Sie sehen, was Macht in der Kirche angeht, ein Missverständnis mit katastrophalen Folgen – nämlich, dass viele Kirchenobere mit quasi übermenschlichem Machtanspruch an ihre Ämter herangehen, obwohl eigentlich ein radikaler Machtverzicht gefordert wäre. Im Sinne von ‚Es geht nicht um meine Person, sondern um das Transparentwerden auf einen Anderen hin‘. Können Sie das kurz erklären?

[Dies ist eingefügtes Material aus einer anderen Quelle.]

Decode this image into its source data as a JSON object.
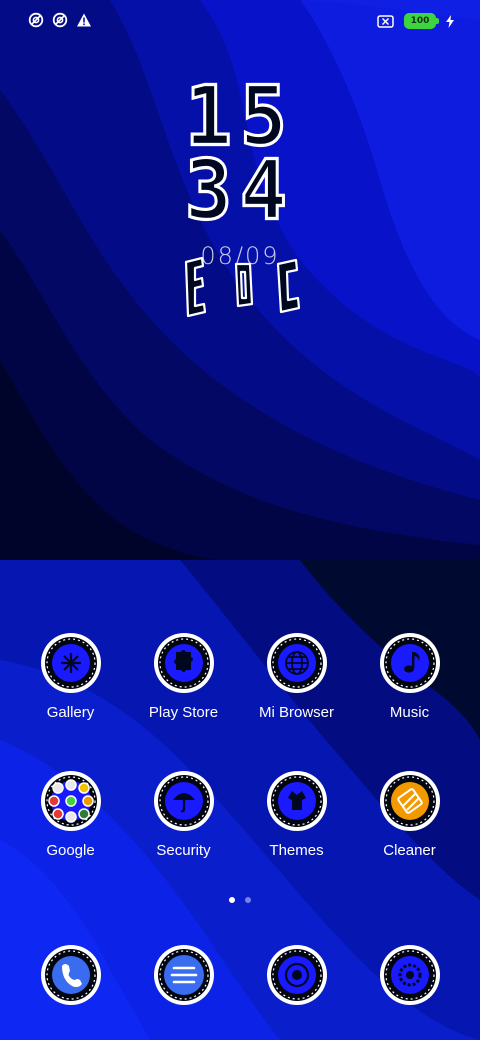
{
  "status_bar": {
    "left_icons": [
      "data-saver-icon",
      "data-saver-icon",
      "warning-icon"
    ],
    "right_icons": [
      "no-sim-icon",
      "battery-icon",
      "charging-icon"
    ],
    "battery_level": "100"
  },
  "lockscreen": {
    "hour": "15",
    "minute": "34",
    "date": "08/09"
  },
  "apps": [
    {
      "label": "Gallery",
      "icon": "gallery-icon"
    },
    {
      "label": "Play Store",
      "icon": "play-store-icon"
    },
    {
      "label": "Mi Browser",
      "icon": "globe-icon"
    },
    {
      "label": "Music",
      "icon": "music-icon"
    },
    {
      "label": "Google",
      "icon": "google-folder-icon"
    },
    {
      "label": "Security",
      "icon": "umbrella-icon"
    },
    {
      "label": "Themes",
      "icon": "themes-icon"
    },
    {
      "label": "Cleaner",
      "icon": "cleaner-icon"
    }
  ],
  "page_indicator": {
    "pages": 2,
    "current": 1
  },
  "dock": [
    {
      "icon": "phone-icon"
    },
    {
      "icon": "messages-icon"
    },
    {
      "icon": "camera-icon"
    },
    {
      "icon": "settings-icon"
    }
  ],
  "colors": {
    "accent": "#1a1aff",
    "dark_bg": "#000a2a",
    "battery": "#3ed43e"
  }
}
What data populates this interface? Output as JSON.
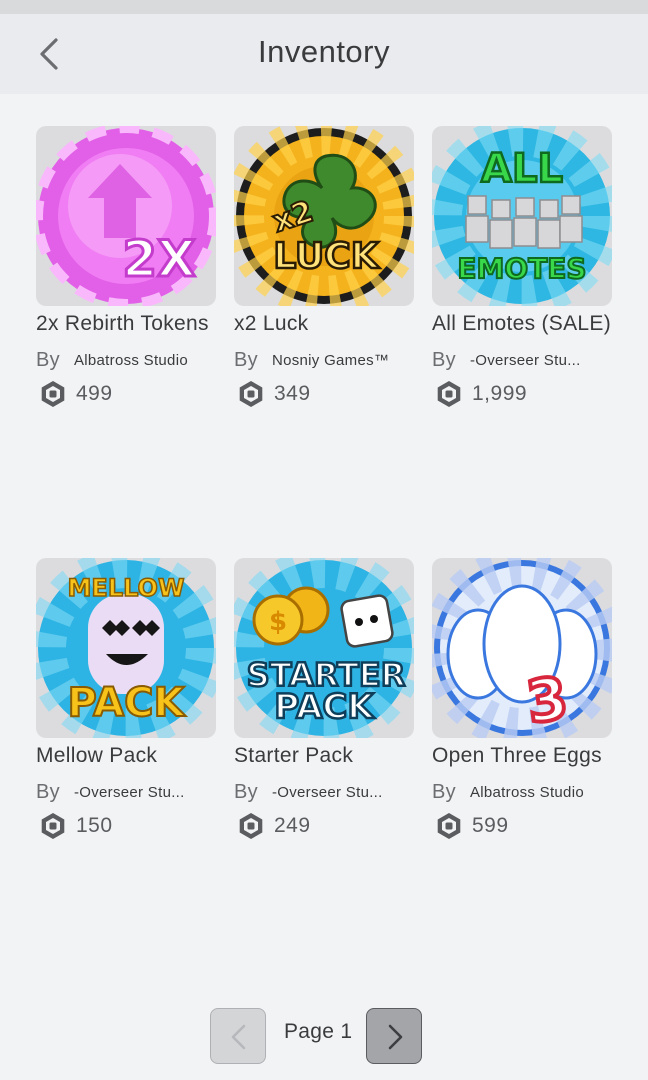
{
  "header": {
    "title": "Inventory"
  },
  "items": [
    {
      "name": "2x Rebirth Tokens",
      "by_label": "By",
      "creator": "Albatross Studio",
      "price": "499",
      "icon": "rebirth-token-icon"
    },
    {
      "name": "x2 Luck",
      "by_label": "By",
      "creator": "Nosniy Games™",
      "price": "349",
      "icon": "luck-clover-icon"
    },
    {
      "name": "All Emotes (SALE)",
      "by_label": "By",
      "creator": "-Overseer Stu...",
      "price": "1,999",
      "icon": "all-emotes-icon"
    },
    {
      "name": "Mellow Pack",
      "by_label": "By",
      "creator": "-Overseer Stu...",
      "price": "150",
      "icon": "mellow-pack-icon"
    },
    {
      "name": "Starter Pack",
      "by_label": "By",
      "creator": "-Overseer Stu...",
      "price": "249",
      "icon": "starter-pack-icon"
    },
    {
      "name": "Open Three Eggs",
      "by_label": "By",
      "creator": "Albatross Studio",
      "price": "599",
      "icon": "three-eggs-icon"
    }
  ],
  "pager": {
    "label": "Page 1"
  },
  "colors": {
    "background": "#f2f3f5",
    "header": "#e9ebee",
    "text": "#393b3d"
  }
}
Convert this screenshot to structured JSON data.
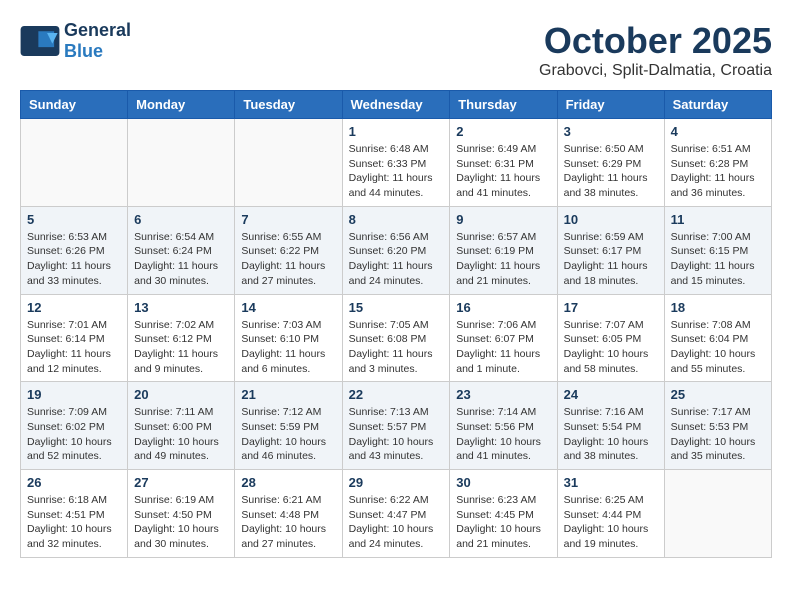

Schwester Emmanuela: Ich glaube, vom Evangelium her ist das absolut klar. Da gibt es ja diesen Satz ‚Ihr wisst, dass die Mächtigen ihre Macht über die Menschen missbrauchen. Bei euch soll es nicht so sein!‘ Da gibt es Sätze wie den im Magnificat, wo es heißt: ‚Er stürzt die Mächtigen vom Thron und erhöht die Niedrigen‘. Oder: ‚Ihr sollt niemanden auf Erden euren Meister nennen. Nur einer ist euer Meister – Christus‘.
Da gibt es ja an Eindeutigkeit eigentlich nichts zu deuten. Und wenn ich dann schaue auf das Vorbild Jesu, dann ist der Abstieg die richtige Richtung für jeden Christen. Vor diesem Hintergrund ist ein absolutistisches Machtverständnis einfach fehl am Platz. Und trotzdem ist es historisch gewachsen, hat historische Gründe. Ich persönlich meine, es ist an der Zeit, einmal aufzuräumen.
Dazu passt, dass Sie sagen, die aktuelle Kirchenkrise ist eine Leitungskrise. Inwiefern ist das so?
Schwester Emmanuela: Ich glaube tatsächlich, dass dieses Amtsverständnis sich dringend ändern sollte. Ich könnte jetzt in Anspielung an Martin Luther King sagen, dass ich einen Traum habe. Ich stelle mir nämlich den Bischof, vielleicht auch die Bischöfin der Zukunft, als eine geistliche Führungspersönlichkeit, eine spirituelle Persönlichkeit ohne Macht vor. Das, finde ich, würde viel besser zum Evangelium passen als das, was wir heute üblicherweise haben. Im Benediktinerorden ist das übrigens so, dass wir ein Verband sind, selbständige Einheiten. Und der Abtprimas bzw. die Moderatorin bei den Frauen, die heute auch wirklich Moderatorin heißt, sind nicht mit Machtbefugnissen ausgestattet.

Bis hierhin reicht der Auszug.